Y si ello era algo ya necesario en el mundo de Lucas, lo es tanto más ahora cuando vivimos en el mundo de la palabra, en el universo virtual de la oratoria, los discursos, los artículos de fondo, el bla bla de los periodistas, la facundia de los predicadores, la verborrea de los congresos y mesas redondas, la velocidad de las impresoras láser, las promesas electorales, las constituciones redundantes, las pastorales y encíclicas farragosas... Palabras y palabras que, al final, por la usura de la inflación verborrágica nadie termina por leer y aún leyendo nadie cree o entiende. Les digo que si yo tuviera que leer todas las circulares, notas, revistas y revistitas, propagandas y comunicados, resoluciones, faxes y listas que me llegan a la parroquia no tendría tiempo ni para rezar, ni para estudiar, ni para leer los libros que valen la pena ni la correspondencia que realmente cuenta, y, menos, para atender a la gente. Así se van acumulando pilas de hojas y hojas sobre mi escritorio. Gracias a Dios tengo mi benévolo cesto de papeles, que periódicamente recibe de buen grado el grueso de la pila.
No: la gente ya no cree demasiado en las palabras, al menos en las palabras sin respaldo, por mejor dichas que sean. La gente cree a los testigos, a los testigos auténticos se entiende, es decir a los mártires.
Y mártires no son solamente aquellos que terminan devorados por los leones en el Coliseo, ni salpicados en sangre caídos frente a un paredón; mártires son y han de ser todos los cristianos, respaldando con su vida aquello que profesan creer, ganen lo que ganen o pierdan lo que pierdan, aunque no estén hablando todo el día de Dios y de los santos y del evangelio. Sacude más a cualquiera el evangelio vivido que el evangelio perorado. Buena oratoria es no la frase pulida y la idea bien armada, sino la vida entregada a Dios y a los demás.
La Iglesia Universal -por sus voz, el Papa- quiere preparar la entrada en el tercer milenio con una especie de misión que abarque los tres últimos años del siglo XX y que aquí en Buenos Aires comenzará en Junio de este año.

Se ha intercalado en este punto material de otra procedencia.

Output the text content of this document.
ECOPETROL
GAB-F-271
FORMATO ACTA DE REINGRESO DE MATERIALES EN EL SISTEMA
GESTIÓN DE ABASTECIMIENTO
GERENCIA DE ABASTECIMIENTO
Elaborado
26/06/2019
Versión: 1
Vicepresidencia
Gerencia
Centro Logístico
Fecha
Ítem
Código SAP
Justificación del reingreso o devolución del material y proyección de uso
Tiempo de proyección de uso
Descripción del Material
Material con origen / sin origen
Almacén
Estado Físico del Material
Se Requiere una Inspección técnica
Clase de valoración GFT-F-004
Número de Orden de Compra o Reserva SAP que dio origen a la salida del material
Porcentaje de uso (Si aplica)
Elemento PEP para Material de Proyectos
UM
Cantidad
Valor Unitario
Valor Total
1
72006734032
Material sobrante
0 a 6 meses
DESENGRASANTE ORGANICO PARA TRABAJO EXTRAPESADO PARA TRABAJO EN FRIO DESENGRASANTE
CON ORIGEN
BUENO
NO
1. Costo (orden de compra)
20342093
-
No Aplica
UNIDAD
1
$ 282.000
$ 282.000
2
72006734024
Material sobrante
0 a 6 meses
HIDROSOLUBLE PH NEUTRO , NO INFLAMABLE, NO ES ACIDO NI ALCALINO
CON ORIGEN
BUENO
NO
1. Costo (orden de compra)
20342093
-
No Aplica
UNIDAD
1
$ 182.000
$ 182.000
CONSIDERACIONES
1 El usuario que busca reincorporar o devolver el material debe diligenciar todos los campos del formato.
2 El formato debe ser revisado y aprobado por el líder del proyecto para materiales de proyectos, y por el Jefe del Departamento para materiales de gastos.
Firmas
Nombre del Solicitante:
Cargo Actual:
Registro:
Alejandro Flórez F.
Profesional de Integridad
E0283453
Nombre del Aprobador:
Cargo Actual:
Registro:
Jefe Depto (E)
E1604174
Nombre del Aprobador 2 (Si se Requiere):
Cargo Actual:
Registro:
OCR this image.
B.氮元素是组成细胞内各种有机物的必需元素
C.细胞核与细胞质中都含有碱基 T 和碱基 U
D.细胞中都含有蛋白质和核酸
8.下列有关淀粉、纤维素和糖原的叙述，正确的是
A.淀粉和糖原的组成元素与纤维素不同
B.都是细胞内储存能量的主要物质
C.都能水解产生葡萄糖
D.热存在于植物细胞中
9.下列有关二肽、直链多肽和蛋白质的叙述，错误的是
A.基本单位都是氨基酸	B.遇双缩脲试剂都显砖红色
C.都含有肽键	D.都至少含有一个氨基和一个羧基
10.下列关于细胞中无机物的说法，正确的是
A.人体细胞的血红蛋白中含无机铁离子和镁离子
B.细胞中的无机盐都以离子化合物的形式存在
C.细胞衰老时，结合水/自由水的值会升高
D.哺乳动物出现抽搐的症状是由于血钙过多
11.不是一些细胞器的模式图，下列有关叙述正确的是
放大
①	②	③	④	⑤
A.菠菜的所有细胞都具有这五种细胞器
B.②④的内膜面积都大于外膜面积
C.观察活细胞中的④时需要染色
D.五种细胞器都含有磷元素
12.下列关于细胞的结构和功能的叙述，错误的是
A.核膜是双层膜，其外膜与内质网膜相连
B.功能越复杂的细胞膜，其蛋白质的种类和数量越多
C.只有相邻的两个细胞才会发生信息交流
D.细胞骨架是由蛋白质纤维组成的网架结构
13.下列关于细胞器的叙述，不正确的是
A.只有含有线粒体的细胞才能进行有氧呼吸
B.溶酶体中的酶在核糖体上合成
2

Preparémonos a ella como nos lo pide Jesús en el evangelio de Lucas, no estudiándonos un libretito para decir a los demás sino 'convirtiéndonos' nosotros, adhiriéndonos no solo en ideas, sino en la mente, el corazón y toda nuestro ser a la realidad resucitada de Cristo, en oración y amistad y, por eso mismo, en proceder cristiano, en señorío y virilidad, en paciencia y constancia, en despojo y entrega, en serenidad y júbilo, y así seamos auténticos testigos, calificados testigos, mártires del señor Jesús.